Quando, alla fine della settimana, la sua bicicletta lo riportò a casa, era già scuro da un pezzo, ormai l’ora di cena. Allungando un po’ la strada passò dalla piazza; l’orolgio segnava le sette meno un quarto: bel caso. La stessa ora, precisa. Che fosse fermo?
La domenica mattina, con il tabarro della festa, a due dritti, e un cappello quasi nuovo andò in piazza, dove si erano già formati i soliti piccoli crocchi dei giorni festivi. Alzando gli occhi verso la torre, gli passò ogni dubbio: l’orologio era proprio fermo.
Domandò in giro: chi disse che ci aveva nidificato una poiana, chi spiegò che c’era stato un cortocircuito dopo un temporale che aveva bruciato irrimediabilmente il motore elettrico, un paio di filosofi a piede libero sostennero che anche gli orologi invecchiano, come tutti i cristiani, e, alla fine, si fermano, ma tutti concordavano nel dire che sarebbe stato sostituito con uno più moderno, nuovo di zecca, che era già stato ordinato dal sindaco in persona nella foresta nera, dovunque si trovasse ‘sto bosco.

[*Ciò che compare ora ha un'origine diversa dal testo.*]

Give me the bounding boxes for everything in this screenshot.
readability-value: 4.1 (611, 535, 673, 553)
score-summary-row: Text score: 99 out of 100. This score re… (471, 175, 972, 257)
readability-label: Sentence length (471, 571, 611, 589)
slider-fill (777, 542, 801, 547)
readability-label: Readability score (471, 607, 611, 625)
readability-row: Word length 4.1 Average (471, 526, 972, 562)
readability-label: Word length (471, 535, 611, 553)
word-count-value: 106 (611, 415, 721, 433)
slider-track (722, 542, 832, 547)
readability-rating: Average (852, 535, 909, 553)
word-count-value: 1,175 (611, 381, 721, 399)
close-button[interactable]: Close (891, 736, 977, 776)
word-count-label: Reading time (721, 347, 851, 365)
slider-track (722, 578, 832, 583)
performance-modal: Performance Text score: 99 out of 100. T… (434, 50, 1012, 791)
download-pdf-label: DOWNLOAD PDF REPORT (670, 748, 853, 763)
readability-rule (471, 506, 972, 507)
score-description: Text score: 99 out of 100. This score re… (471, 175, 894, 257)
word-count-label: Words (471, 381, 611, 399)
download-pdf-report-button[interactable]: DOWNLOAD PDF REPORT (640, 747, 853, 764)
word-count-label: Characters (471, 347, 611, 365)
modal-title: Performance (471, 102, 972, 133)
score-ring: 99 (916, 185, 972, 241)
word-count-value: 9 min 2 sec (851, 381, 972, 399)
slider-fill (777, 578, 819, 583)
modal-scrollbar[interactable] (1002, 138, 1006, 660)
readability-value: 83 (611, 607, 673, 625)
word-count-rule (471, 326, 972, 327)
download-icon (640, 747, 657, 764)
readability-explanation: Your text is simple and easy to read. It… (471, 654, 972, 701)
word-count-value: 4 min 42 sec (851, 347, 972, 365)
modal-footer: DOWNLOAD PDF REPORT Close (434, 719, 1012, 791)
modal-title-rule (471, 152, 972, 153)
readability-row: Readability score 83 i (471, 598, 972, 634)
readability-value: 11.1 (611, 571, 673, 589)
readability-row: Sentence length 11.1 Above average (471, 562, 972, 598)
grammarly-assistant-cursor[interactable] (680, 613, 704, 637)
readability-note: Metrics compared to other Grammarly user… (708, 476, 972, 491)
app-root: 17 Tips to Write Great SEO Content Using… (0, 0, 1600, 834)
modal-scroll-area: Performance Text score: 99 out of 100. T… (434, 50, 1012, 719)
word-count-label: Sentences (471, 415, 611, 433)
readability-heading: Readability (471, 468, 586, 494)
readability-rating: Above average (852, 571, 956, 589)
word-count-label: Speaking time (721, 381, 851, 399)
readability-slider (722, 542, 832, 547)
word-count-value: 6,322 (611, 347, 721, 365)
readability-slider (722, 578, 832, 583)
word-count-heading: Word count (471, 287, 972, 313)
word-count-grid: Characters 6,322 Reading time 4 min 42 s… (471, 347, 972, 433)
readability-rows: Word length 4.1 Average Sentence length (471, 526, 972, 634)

“E le sfere? Cambiano anche quelle?”
“No, cosa c’entra, le lancette vanno sempre bene; poi belle così non le sanno più fare”
Il capolavoro del nonno sarebbe stato salvo ancora per un pezzo, allora; cambiassero pure la macchina nascosta dietro la facciata della torre; anche se era forestiera, chi la vedeva quella?
Le due poderose lancette di ferro battuto, invece, non sarebbero durate in eterno, ma, di sicuro, avrebbe fatto in tempo a morire prima di loro, senza vederle arrugginire fra i rottami.